As I prepare a post for publication I try to confirm (as best I can):
- the facts are accurate
- my spelling is correct
- the story will make sense to someone having no background with my family
- I’ve filled in as many gaps as possible with additional research
- my logic and analysis are sound
- necessary links and footnotes are in place
Unfortunately, life intervenes on a regular basis, pushing my writing right up to—sometimes past—my scheduled publishing time! Yesterday was no exception. That post had a lot of moving parts I needed to line up, so it took longer than I anticipated.
As I worked on it, I thought I remembered seeing the name of the ship bringing Bob, Spike, and Cliff back to the states, but I couldn’t find it. I checked and double checked the papers and notes I had from Mom, the Christmas cards from Cliff’s wife, Esther, but it wasn’t there. I decided I must have been mistaken, and left it as a mystery. I was okay with that.

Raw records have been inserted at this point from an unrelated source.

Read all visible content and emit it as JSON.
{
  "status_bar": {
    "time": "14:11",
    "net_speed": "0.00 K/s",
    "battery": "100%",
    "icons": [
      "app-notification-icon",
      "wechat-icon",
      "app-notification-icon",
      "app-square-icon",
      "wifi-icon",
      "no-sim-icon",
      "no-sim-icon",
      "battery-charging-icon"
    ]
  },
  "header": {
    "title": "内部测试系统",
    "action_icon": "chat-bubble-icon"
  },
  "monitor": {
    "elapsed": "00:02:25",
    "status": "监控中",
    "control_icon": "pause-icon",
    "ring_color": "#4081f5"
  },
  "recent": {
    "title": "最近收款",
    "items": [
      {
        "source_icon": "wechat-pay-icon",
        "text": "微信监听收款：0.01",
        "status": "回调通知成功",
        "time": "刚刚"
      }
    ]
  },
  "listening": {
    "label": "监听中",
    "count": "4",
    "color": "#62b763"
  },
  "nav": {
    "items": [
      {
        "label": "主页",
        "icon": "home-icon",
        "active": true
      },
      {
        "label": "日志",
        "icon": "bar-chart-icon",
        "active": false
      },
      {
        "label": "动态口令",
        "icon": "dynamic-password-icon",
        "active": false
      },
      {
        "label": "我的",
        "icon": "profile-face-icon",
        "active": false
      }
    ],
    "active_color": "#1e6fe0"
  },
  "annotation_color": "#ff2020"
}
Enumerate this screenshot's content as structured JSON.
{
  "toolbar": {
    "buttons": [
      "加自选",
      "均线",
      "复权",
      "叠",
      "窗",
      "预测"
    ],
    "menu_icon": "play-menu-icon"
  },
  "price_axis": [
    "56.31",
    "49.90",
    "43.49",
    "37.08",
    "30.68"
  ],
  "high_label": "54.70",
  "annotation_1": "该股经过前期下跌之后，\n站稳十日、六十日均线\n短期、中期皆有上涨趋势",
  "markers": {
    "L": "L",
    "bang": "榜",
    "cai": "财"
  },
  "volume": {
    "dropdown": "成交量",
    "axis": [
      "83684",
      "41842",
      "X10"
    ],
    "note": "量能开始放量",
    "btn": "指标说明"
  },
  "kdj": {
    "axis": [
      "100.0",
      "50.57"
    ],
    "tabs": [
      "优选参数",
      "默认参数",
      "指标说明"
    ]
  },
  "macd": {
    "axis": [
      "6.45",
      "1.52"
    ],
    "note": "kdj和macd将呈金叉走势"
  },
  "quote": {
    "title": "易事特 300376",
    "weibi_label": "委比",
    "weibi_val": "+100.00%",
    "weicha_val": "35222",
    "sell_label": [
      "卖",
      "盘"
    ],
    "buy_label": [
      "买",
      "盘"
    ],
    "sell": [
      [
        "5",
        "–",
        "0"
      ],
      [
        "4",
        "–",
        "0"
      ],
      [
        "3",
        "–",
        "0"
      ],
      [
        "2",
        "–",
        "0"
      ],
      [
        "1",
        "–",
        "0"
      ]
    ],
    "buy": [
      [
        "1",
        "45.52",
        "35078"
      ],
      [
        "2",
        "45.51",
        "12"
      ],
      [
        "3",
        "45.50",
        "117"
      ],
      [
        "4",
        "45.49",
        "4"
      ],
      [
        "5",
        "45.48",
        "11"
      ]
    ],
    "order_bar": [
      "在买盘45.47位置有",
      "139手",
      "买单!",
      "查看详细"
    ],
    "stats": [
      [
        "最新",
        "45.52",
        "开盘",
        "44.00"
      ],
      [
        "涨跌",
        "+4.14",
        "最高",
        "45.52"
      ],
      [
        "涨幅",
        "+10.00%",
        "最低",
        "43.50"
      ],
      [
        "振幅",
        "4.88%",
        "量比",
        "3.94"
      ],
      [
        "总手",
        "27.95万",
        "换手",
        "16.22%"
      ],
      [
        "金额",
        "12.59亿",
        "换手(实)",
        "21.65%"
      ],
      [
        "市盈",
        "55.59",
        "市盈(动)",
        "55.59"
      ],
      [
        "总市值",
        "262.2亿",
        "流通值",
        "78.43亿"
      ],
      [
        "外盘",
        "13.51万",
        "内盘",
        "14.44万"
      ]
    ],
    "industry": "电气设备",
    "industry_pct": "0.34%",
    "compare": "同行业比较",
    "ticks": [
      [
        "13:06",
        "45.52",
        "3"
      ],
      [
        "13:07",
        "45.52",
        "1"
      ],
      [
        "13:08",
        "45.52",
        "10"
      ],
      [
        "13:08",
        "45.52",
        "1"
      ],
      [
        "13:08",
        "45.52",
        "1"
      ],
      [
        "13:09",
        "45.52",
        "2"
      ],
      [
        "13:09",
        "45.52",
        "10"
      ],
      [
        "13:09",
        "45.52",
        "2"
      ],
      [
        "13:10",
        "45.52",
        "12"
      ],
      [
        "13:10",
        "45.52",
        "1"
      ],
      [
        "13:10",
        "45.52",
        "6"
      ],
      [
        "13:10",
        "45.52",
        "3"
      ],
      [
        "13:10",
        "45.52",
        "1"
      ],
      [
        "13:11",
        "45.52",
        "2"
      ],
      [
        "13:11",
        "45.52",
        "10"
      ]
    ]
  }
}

So today I was cleaning up and sorting through some papers on a different table, and what pops up, but a 3″ x 6″ paper with:
David Gaillard: went over on this ship
USS Elsheba: came back on this one
Seriously? Why couldn’t I find this yesterday?? A ship’s name meant I could check for more information, so I started with a quick Google search. No Elsheba but there was an Alchiba in the Navy during WWII. The spelling was wrong, but the pronunciation worked. Was this the ship they were on? The “War Diaries” on Fold3 described her mechanical issues and the attempts to solve them:¹
In June of 1944 the Alchiba returned to the states for repairs to her engines. This was to mark the end of the Alchiba’s active part in the Pacific, for newer ships were brought in to replace the older war-tattered ones. She was placed in the Service Squadron of the Pacific and continued carrying supplies to the advanced bases, making two trips, one to Espiritu Santo and one to Ulithi atoll, taking in Guam and the Philippines.
It sounded promising! The Wikipedia article² tied in even better with my dad’s timeline;
On 30 May , Alchiba entered the Moore Dry Dock Company, Oakland, California, to undergo extensive alterations and repairs. The work was completed late in August, and the cargo ship got underway for sea trials in San Francisco Bay. Engine trouble developed during these tests, and the ship returned to the yard on 1 September for further repairs. She took on cargo at the Hunters Point Navy Yard on the 22nd and sailed once again for Espiritu Santo.
While en route, the ship experienced more engine problems, but she reached her destination on 9 October and commenced repair work. This process continued until early November, when the vessel shaped a course back to San Francisco. She arrived at the Mare Island Naval Shipyard, Vallejo, California, on the 29th and underwent extensive repairs to her main engine.
So . . . not a bent screw, but engine problems. That could certainly slow her down. The Alchiba arrived in Espiritu Santo 9 October, but repairing her mechanical problems prevented her leaving as scheduled on the 13th. “Early November” could easily accommodate their 7 November departure, and arriving in San Francisco on the 29th is dead-on with the information I had. I think we have a match!
I was unable to locate any records documenting the guys actually being on that ship—no transit list or transfer documentation. Finding something like that would have put a lovely bow on the whole story, but sometimes it’s not to be. Perhaps I’ll find those records digitized some day, but in the meantime, I’m happy to have reduced my mysteries by one!
¹”World War II War Diaries, 1941-1945″, digital image, The National Archives (https://www.fold3.com), accessed 27 May 2019, dated n.g.; USS Alchiba, image 302745269; citing World War II War Diaries, Other Operational Records and Histories, compiled ca. 01/01/1942 – ca. 06/01/1946, documenting the period ca. 09/01/1939 – ca. 05/30/1946; Records of the Bureau of Naval Personnel, Record Group Number 38, ARC ID: 4697018, roll 1970; National Archives at College Park, College Park, MD.